Design of noise-robust clock and data recovery using an adaptive-bandwidth mixed PLL/DLL

As the continuing technology scaling keeps increasing the maximum on-chip clock frequency, the demand for the high-speed link that bridges the faster on-chip world and slower off-chip world is rapidly growing. The challenges are stronger than before with more functions being integrated into a single chip, which has become a complicated mixed-mode System on Chip (SoC) design. The performance of the link system greatly depends on how well the noise is managed in the system. Unfortunately the noise conditions in a highly-integrated SoC are usually difficult to predict before chip fabrication and vary quite a lot among different systems. The noise problem is particularly more troublesome on the receiver side than the transmitter side, because the receiver usually consists of more circuit blocks than the transmitter. If one can design a noise-robust receiver that can adapt to various noise conditions, such a macro can be used within a variety of systems and therefore reduce the cost of custom design.

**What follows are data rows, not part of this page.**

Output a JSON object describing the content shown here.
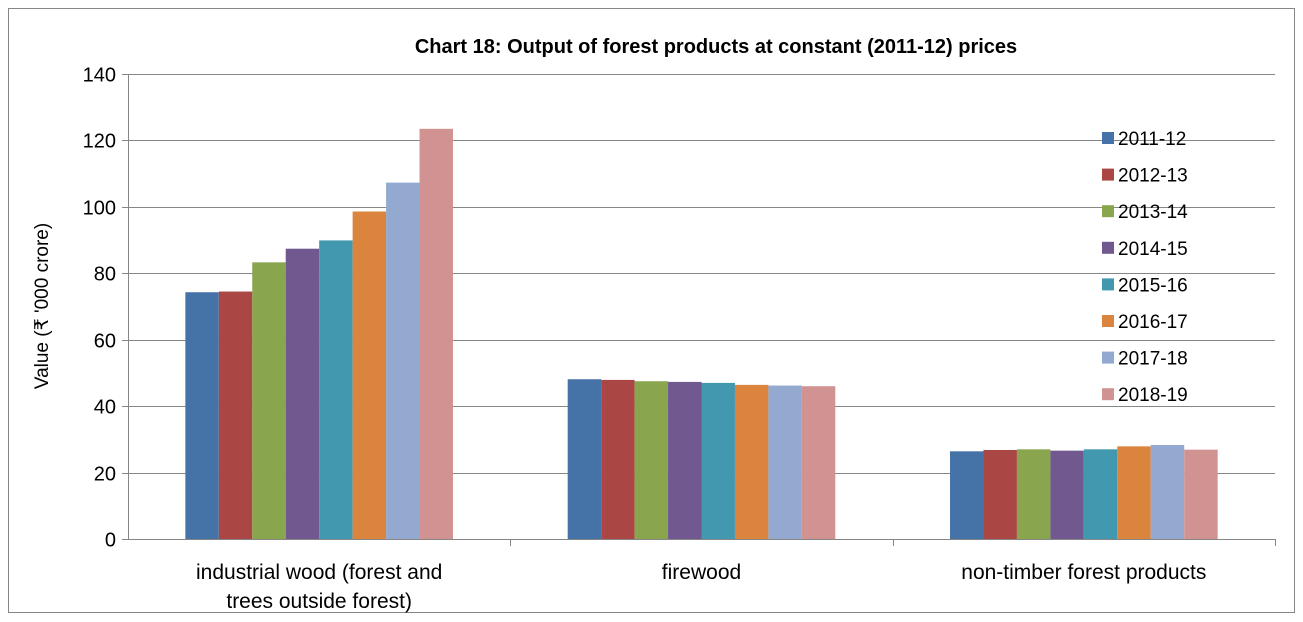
{
  "chart_data": {
    "type": "bar",
    "title": "Chart 18: Output of forest products at constant (2011-12) prices",
    "xlabel": "",
    "ylabel": "Value (₹ '000 crore)",
    "ylim": [
      0,
      140
    ],
    "yticks": [
      0,
      20,
      40,
      60,
      80,
      100,
      120,
      140
    ],
    "grid": true,
    "legend_position": "right",
    "categories": [
      [
        "industrial wood (forest and",
        "trees outside forest)"
      ],
      [
        "firewood"
      ],
      [
        "non-timber forest products"
      ]
    ],
    "series": [
      {
        "name": "2011-12",
        "color": "#4572A7",
        "values": [
          74.3,
          48.1,
          26.4
        ]
      },
      {
        "name": "2012-13",
        "color": "#AA4643",
        "values": [
          74.5,
          47.9,
          26.8
        ]
      },
      {
        "name": "2013-14",
        "color": "#89A54E",
        "values": [
          83.3,
          47.5,
          27.0
        ]
      },
      {
        "name": "2014-15",
        "color": "#71588F",
        "values": [
          87.4,
          47.3,
          26.6
        ]
      },
      {
        "name": "2015-16",
        "color": "#4198AF",
        "values": [
          89.9,
          47.0,
          27.0
        ]
      },
      {
        "name": "2016-17",
        "color": "#DB843D",
        "values": [
          98.6,
          46.4,
          27.9
        ]
      },
      {
        "name": "2017-18",
        "color": "#93A9CF",
        "values": [
          107.3,
          46.2,
          28.3
        ]
      },
      {
        "name": "2018-19",
        "color": "#D19392",
        "values": [
          123.5,
          46.0,
          26.9
        ]
      }
    ]
  }
}
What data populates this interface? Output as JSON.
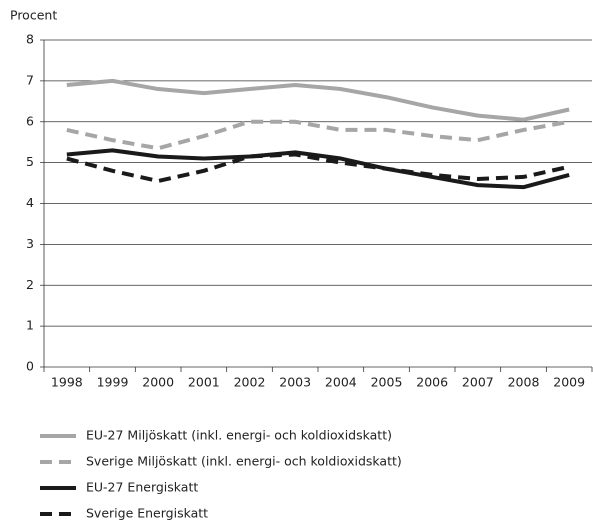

This dissertation presents a receiver design that can adjust itself under time-varying noise conditions in order to minimize jitter and achieve optimum performance.; This dissertation first describes an adaptive-bandwidth mixed PLL/DLL (MX-PDLL)-based multiphase clock generator to achieve the optimum jitter performance under different noise conditions. The MX-PDLL uses a phase mixing interpolator to merge traditional PLL and DLL loops into a single loop. The resulting wide range of bandwidth adjustment enables this mechanism for adapting across different noise conditions to minimize jitter.; The dissertation then introduces a new clock and data recovery (CDR) architecture using this MX-PDLL clock generator in a receiver. This CDR uses a digitally-controlled phase rotator to shift the phase of the reference clock that feeds into the MX-PDLL to track the phase and frequency of the data. By tuning the bandwidth of the MX-PDLL, the CDR can find the optimum bandwidth setting under different amount of power supply noise, reference clock noise, and digital control-induced quantization noise to minimize clock jitter and thereby enhance performance.; A prototype chip was fabricated in a 0.18mum CMOS technology, and all the measurement results verify the above claims.